Some recent volumes of contemporary Russian poetry have printed the original versions of the poems next to the English translation. This has a strangely reassuring effect, even for readers with limited Russian, a feeling that the translator is there not to obscure, but to clarify our view. One of the earliest such collections, published in 1993, anthologized poetry from the 1970s and 1980s. In his introduction, Gerald Stanton Smith predicts, not altogether accurately, marginalization of poets in Russia; their historic role and killing burden as the conscience of the nation may well become superfluous …”

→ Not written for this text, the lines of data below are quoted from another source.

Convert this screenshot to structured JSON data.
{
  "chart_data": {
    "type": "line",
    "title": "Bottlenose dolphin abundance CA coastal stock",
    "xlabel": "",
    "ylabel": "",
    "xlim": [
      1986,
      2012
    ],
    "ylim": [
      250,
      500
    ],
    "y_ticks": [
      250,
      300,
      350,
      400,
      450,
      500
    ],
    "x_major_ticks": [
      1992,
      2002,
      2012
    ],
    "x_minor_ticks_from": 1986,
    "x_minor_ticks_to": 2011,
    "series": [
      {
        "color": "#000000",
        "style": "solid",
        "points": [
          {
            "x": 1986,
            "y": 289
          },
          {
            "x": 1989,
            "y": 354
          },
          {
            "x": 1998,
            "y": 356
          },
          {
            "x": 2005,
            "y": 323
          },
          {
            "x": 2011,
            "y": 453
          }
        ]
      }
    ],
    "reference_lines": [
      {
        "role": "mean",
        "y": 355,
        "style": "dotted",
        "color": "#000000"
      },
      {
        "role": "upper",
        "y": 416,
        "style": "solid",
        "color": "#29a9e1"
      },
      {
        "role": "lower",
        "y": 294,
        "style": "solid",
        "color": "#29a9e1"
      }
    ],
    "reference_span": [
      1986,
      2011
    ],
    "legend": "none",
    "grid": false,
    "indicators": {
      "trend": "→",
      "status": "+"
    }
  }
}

In fact, there is a surprising degree of continuity in the themes that have obsessed Russian poets through the ages: home, history, mortality, inspiration, and the natural world. Several poets in Smith’s anthology visited graveyards to pay their respects to their literary heritage; at least four of them have written poems about Pasternak’s grave in Peredelkino. There is the same wrestling with split identity; the exiled poet Joseph Brodsky, “a Russian poet and an American essayist,” perhaps epitomized the struggle, but many writers still engage with it.

Anti-Putin ditties

Elena Fanailova’s “The Russian Version,” published by Ugly Duckling Presse in 2009, is also a bilingual collection. The award-winning poet was matched with a team of translators to great effect. The verses all read well, from the dense and imagistic earlier works to the politically engaged “Black Suits” (2008). Fanailova was born in Voronezh in 1962 and trained in medicine and journalism. Having been a doctor and psychology teacher, she now lives in Moscow and works as a correspondent for Radio Liberty. Her later work has become increasingly oppositional and less convoluted; “I read an anti-Putin ditty,” she writes simply, “at a festival sponsored by his administration.”

Elena Fanailova

Elena Fanailova.   Source: praktikatheatre.ru

The last poem in the volume brilliantly explores the question of accessibility in poetry, even when it isn’t translated; the poem recalls a shop worker telling the poet her work has “too many names of people no-one knows” and feels as if it’s written “for an in-group.” Fanailova seems to agree and concludes: “It’s a complicated text, / Even when it pretends to be simple, / Like now.”